Au-delà du chiffre sur la balance

Il a été démontré qu’une perte de poids d’aussi peu que 5-10% du poids initial comporte des bénéfices considérables pour la santé, suggérant que la relation entre les risques pour la santé et le poids ne sont pas aussi linéaires que prétendus. Il semble ainsi que malgré les maintes associations rapportées entre l’obésité et les maladies cardiovasculaires, le poids ne permet pas à lui seul de tout expliquer. Notamment, l’obésité abdominale – et non l’obésité en elle-même - semble jouer un rôle important. La perte de poids est souvent perçue essentielle à l’atteinte d’un état de santé. Pourtant, plusieurs études mettent en évidence l’amélioration de plusieurs indicateurs de santé avec le changement des habitudes de vie sans passer nécessairement par une perte de poids. D’autres évidences suggèrent même l’existence d’un sous-type de personnes obèses métaboliquement en santé, c’est-à-dire sans ou avec très peu de problèmes de santé, lequel représenterait 10-45% des personnes présentant de l’obésité. Il ressort ainsi de plusieurs études que le poids ne représente pas un facteur suffisant en soi pour conclure à un état de « mauvaise santé ».

Intervenir à la fois sur le poids et les préoccupations

Plusieurs interventions mettent l’accent sur la perte de poids. Or, l’initiation de ces programmes peut involontairement aggraver les préoccupations à l’égard du poids, entrainer des cycles de perte/reprise de poids et induire un sentiment d’échec si les objectifs fixés ne sont pas atteints. Une approche orientée vers le bien-être psychologique et l’adoption d’une alimentation intuitive, c’est-à-dire basée sur l’écoute des signaux de faim et de satiété, a ainsi été développée pour intervenir sans nuire. Ce type d’intervention, nommé « nouveau paradigme sur le poids » ou « Health-At-Every-Size ® », se pose en ardent défenseur de l’acceptation de tous les formats corporels. Cinq principes fondent cette approche : (1) la promotion de la santé peu importe le poids ; (2) l’acceptation et le respect de soi ; (3) le plaisir de manger sainement en respectant ses signaux de faim et de rassasiement ; (4) la promotion d’une vie active et (5) la fin de la stigmatisation associée au poids en reconnaissant la beauté et l’individualité de chaque corps. Récoltant de plus en plus d’appuis scientifiques, cette approche produirait des effets positifs sur la santé physique, le bien-être psychologique et les comportements alimentaires. Le CEPIA s’inspire de ce style d’intervention et, conforme à cette approche, vise la réconciliation avec le plaisir de manger et une amélioration de la satisfaction avec le corps. Les intervenants adoptant cette philosophie d’intervention ne se positionnent donc pas en « guerre » contre l’obésité : ils travaillent plutôt à adresser la double problématique des préoccupations excessives et de la santé. Autrement dit, il est proposé d’enfin laisser tomber les gants de boxe, et plutôt que de se battre avec son corps, de lui offrir ce dont il a le plus besoin : de compassion.

Sources:

Burgard, D. (2009). What is “Health at Every Size?” In The Fat Studies Reader (pp. 42–53).

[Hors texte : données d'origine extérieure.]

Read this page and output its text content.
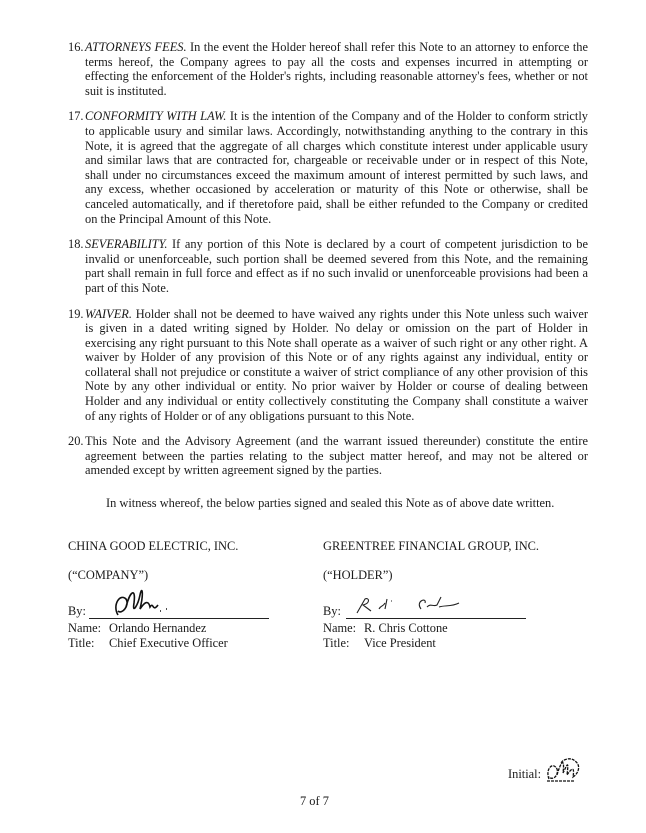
16. ATTORNEYS FEES. In the event the Holder hereof shall refer this Note to an attorney to enforce the terms hereof, the Company agrees to pay all the costs and expenses incurred in attempting or effecting the enforcement of the Holder's rights, including reasonable attorney's fees, whether or not suit is instituted.
17. CONFORMITY WITH LAW. It is the intention of the Company and of the Holder to conform strictly to applicable usury and similar laws. Accordingly, notwithstanding anything to the contrary in this Note, it is agreed that the aggregate of all charges which constitute interest under applicable usury and similar laws that are contracted for, chargeable or receivable under or in respect of this Note, shall under no circumstances exceed the maximum amount of interest permitted by such laws, and any excess, whether occasioned by acceleration or maturity of this Note or otherwise, shall be canceled automatically, and if theretofore paid, shall be either refunded to the Company or credited on the Principal Amount of this Note.
18. SEVERABILITY. If any portion of this Note is declared by a court of competent jurisdiction to be invalid or unenforceable, such portion shall be deemed severed from this Note, and the remaining part shall remain in full force and effect as if no such invalid or unenforceable provisions had been a part of this Note.
19. WAIVER. Holder shall not be deemed to have waived any rights under this Note unless such waiver is given in a dated writing signed by Holder. No delay or omission on the part of Holder in exercising any right pursuant to this Note shall operate as a waiver of such right or any other right. A waiver by Holder of any provision of this Note or of any rights against any individual, entity or collateral shall not prejudice or constitute a waiver of strict compliance of any other provision of this Note by any other individual or entity. No prior waiver by Holder or course of dealing between Holder and any individual or entity collectively constituting the Company shall constitute a waiver of any rights of Holder or of any obligations pursuant to this Note.
20. This Note and the Advisory Agreement (and the warrant issued thereunder) constitute the entire agreement between the parties relating to the subject matter hereof, and may not be altered or amended except by written agreement signed by the parties.
In witness whereof, the below parties signed and sealed this Note as of above date written.
CHINA GOOD ELECTRIC, INC.
(“COMPANY”)
By:
Name: Orlando Hernandez
Title: Chief Executive Officer
GREENTREE FINANCIAL GROUP, INC.
(“HOLDER”)
By:
Name: R. Chris Cottone
Title: Vice President
Initial:
7 of 7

Grabe, S., Ward, L. M., & Hyde, J. S. (2008). The role of the media in body image concerns among women: A meta-analysis of experimental and correlational studies. Psychological Bulletin, 134(3), 460–476.

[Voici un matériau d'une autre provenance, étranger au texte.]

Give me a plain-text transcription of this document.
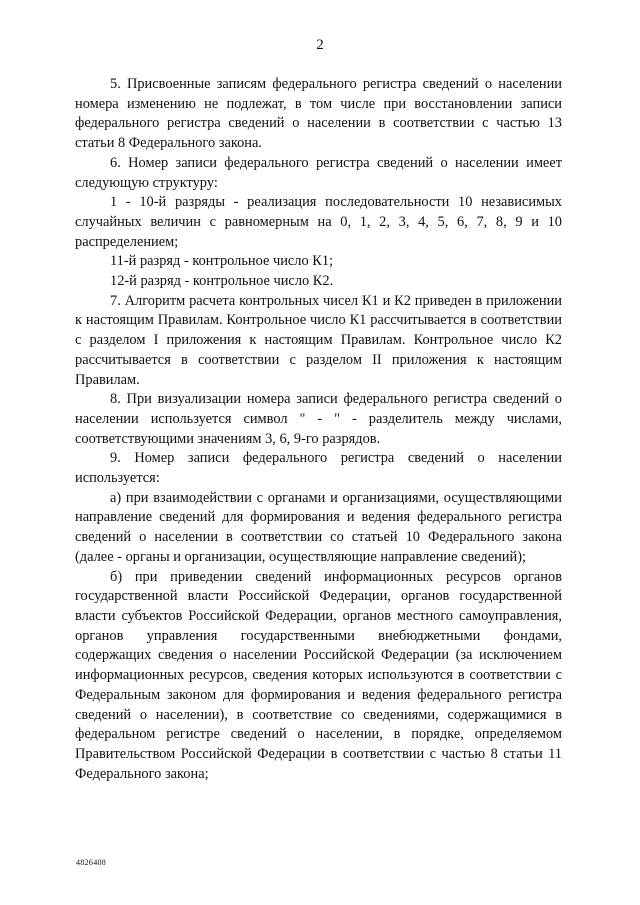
2

5. Присвоенные записям федерального регистра сведений о населении номера изменению не подлежат, в том числе при восстановлении записи федерального регистра сведений о населении в соответствии с частью 13 статьи 8 Федерального закона.

6. Номер записи федерального регистра сведений о населении имеет следующую структуру:

1 - 10-й разряды - реализация последовательности 10 независимых случайных величин с равномерным на 0, 1, 2, 3, 4, 5, 6, 7, 8, 9 и 10 распределением;

11-й разряд - контрольное число К1;

12-й разряд - контрольное число К2.

7. Алгоритм расчета контрольных чисел К1 и К2 приведен в приложении к настоящим Правилам. Контрольное число К1 рассчитывается в соответствии с разделом I приложения к настоящим Правилам. Контрольное число К2 рассчитывается в соответствии с разделом II приложения к настоящим Правилам.

8. При визуализации номера записи федерального регистра сведений о населении используется символ " - " - разделитель между числами, соответствующими значениям 3, 6, 9-го разрядов.

9. Номер записи федерального регистра сведений о населении используется:

а) при взаимодействии с органами и организациями, осуществляющими направление сведений для формирования и ведения федерального регистра сведений о населении в соответствии со статьей 10 Федерального закона (далее - органы и организации, осуществляющие направление сведений);

б) при приведении сведений информационных ресурсов органов государственной власти Российской Федерации, органов государственной власти субъектов Российской Федерации, органов местного самоуправления, органов управления государственными внебюджетными фондами, содержащих сведения о населении Российской Федерации (за исключением информационных ресурсов, сведения которых используются в соответствии с Федеральным законом для формирования и ведения федерального регистра сведений о населении), в соответствие со сведениями, содержащимися в федеральном регистре сведений о населении, в порядке, определяемом Правительством Российской Федерации в соответствии с частью 8 статьи 11 Федерального закона;

4826408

Institut de la statistique du Québec. (2016). L’Enquête québécoise sur la santé de la population, 2014-2015 : pour en savoir plus sur la santé des Québécois. Résultats de la deuxième édition.

Kalergis, M., Leung Yinko, S., Savoie, N., Dagenais, F., & Simpson, S. (2011). Canadian women’s attitudes towards weight. Canadian Journal of Diabetes, 35(2), 206.

Mann, T., Tomiyama,  a. J., Westling, E., Lew, A.-M., Samuels, B., & Chatman, J. (2007). Medicare’s search for effective obesity treatments: Diets are not the answer. American Psychologist, 62(3), 220–233.

Organisation mondiale de la santé. (2018). Obésité et surpoids. Tiré de: www.who.int/mediacentre/factsheets/fs311/fr/

Tomiyama, A. J., Ahlstrom, B., & Mann, T. (2013). Long-term Effects of Dieting: Is Weight Loss Related to Health? Social and Personality Psychology Compass, 7(12), 861–877.